Southington officials consider ordinance on lawn watering during drought conditions

Southington officials consider ordinance on lawn watering during drought conditions



SOUTHINGTON — Water department officials want an ordinance to enforce water conservation during drought conditions but town leaders still have questions and concerns about the proposal.

Water department officials have instigated a system of staggering outdoor irrigation for the past three summers to conserve water and avoid depleting wells. They’re proposing that the town write an ordinance to lend authority to conservation efforts.
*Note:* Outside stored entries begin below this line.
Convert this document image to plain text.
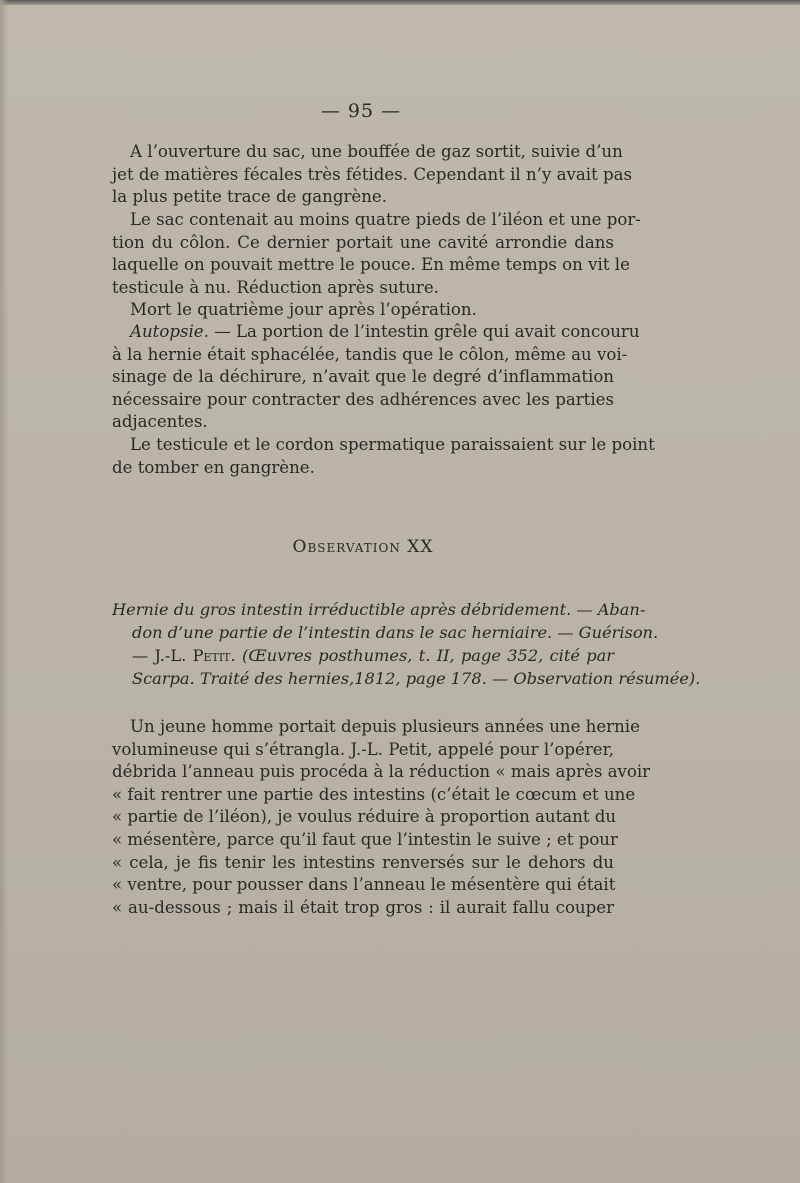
— 95 —
A l’ouverture du sac, une bouffée de gaz sortit, suivie d’un
jet de matières fécales très fétides. Cependant il n’y avait pas
la plus petite trace de gangrène.
Le sac contenait au moins quatre pieds de l’iléon et une por-
tion du côlon. Ce dernier portait une cavité arrondie dans
laquelle on pouvait mettre le pouce. En même temps on vit le
testicule à nu. Réduction après suture.
Mort le quatrième jour après l’opération.
Autopsie. — La portion de l’intestin grêle qui avait concouru
à la hernie était sphacélée, tandis que le côlon, même au voi-
sinage de la déchirure, n’avait que le degré d’inflammation
nécessaire pour contracter des adhérences avec les parties
adjacentes.
Le testicule et le cordon spermatique paraissaient sur le point
de tomber en gangrène.
Observation XX
Hernie du gros intestin irréductible après débridement. — Aban-
don d’une partie de l’intestin dans le sac herniaire. — Guérison.
— J.-L. Petit. (Œuvres posthumes, t. II, page 352, cité par
Scarpa. Traité des hernies,1812, page 178. — Observation résumée).
Un jeune homme portait depuis plusieurs années une hernie
volumineuse qui s’étrangla. J.-L. Petit, appelé pour l’opérer,
débrida l’anneau puis procéda à la réduction « mais après avoir
« fait rentrer une partie des intestins (c’était le cœcum et une
« partie de l’iléon), je voulus réduire à proportion autant du
« mésentère, parce qu’il faut que l’intestin le suive ; et pour
« cela, je fis tenir les intestins renversés sur le dehors du
« ventre, pour pousser dans l’anneau le mésentère qui était
« au-dessous ; mais il était trop gros : il aurait fallu couper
No sample ordinance has been written yet, according to Water Board president Erika Pocock. Some towns in the state have such ordinances.

“As a water commission, we’re always looking how to make water conservation a real effort,” she said.

Pocock said the idea was “just a concept” and details of when and how it would apply haven’t taken shape yet.

“We’re trying to look to see ways where we can have more water conservation when we need it,” she said.

State suggestions

The idea for an ordinance came from the state’s interagency drought work group, which includes the state Department of Energy and Environmental Protection and Department of Public Health.

Doug Hoskins, a senior environmental analyst with DEEP, said towns such as Simsbury have adopted water conservation ordinances.

Bill Casarella, water department superintendent, said the goal isn’t to start fining residents but to lend “authority” to conservation rules if residents were to challenge them. He said water users have abided by the staggered lawn watering rules implemented over the past few summers.

“Our customers are usually very good,” Casarella said. “(An ordinance) puts it in people’s minds that water conservation is important to everybody. There’s nothing wrong to put it out there.”

He said businesses, such as nurseries, that use water in the course of operating aren’t affected by water restrictions. The main draw on the town’s water supply during dry summer months is residential irrigation.

“It’s much, much more with individual homes than any business,” Casarella said.

With the town growing, he wanted to get ahead of any problems enforcing water conservation and suggested the ordinance.

Town Council questions, concerns

Victoria Triano, Town Council chairwoman and a Republican, said she wanted to better hear the case for the ordinance.

“They’re feeling that it would be helpful in the long run, and I want to hear them out,” she said.

Since the water department already puts water conservation measures into effect, Triano wanted to know why an ordinance was needed.

“They have the ability to initiate it without an ordinance,” she said. “I’m not sure what the purpose of an ordinance would be that would mandate it, when they could already just call it.”

Paul Chaplinsky, a Town Council Republican, didn’t think an ordinance was necessary and might put a burden on town workers to enforce. He also said most residents hold to the restrictions and don’t require an ordinance forcing them to do so.

“Nobody has shown me that there’s a need to create a fine for people who are believed to be violating the recommendation for (watering) every other day,” Chaplinsky said. “I trust the residents will adhere to the conservation policies if they’re put out there.”

Chaplinsky said there are also few ways to enforce such an ordinance.

“What are we going to do, have town employees running around trying to catch people violating a water ordinance?” he asked.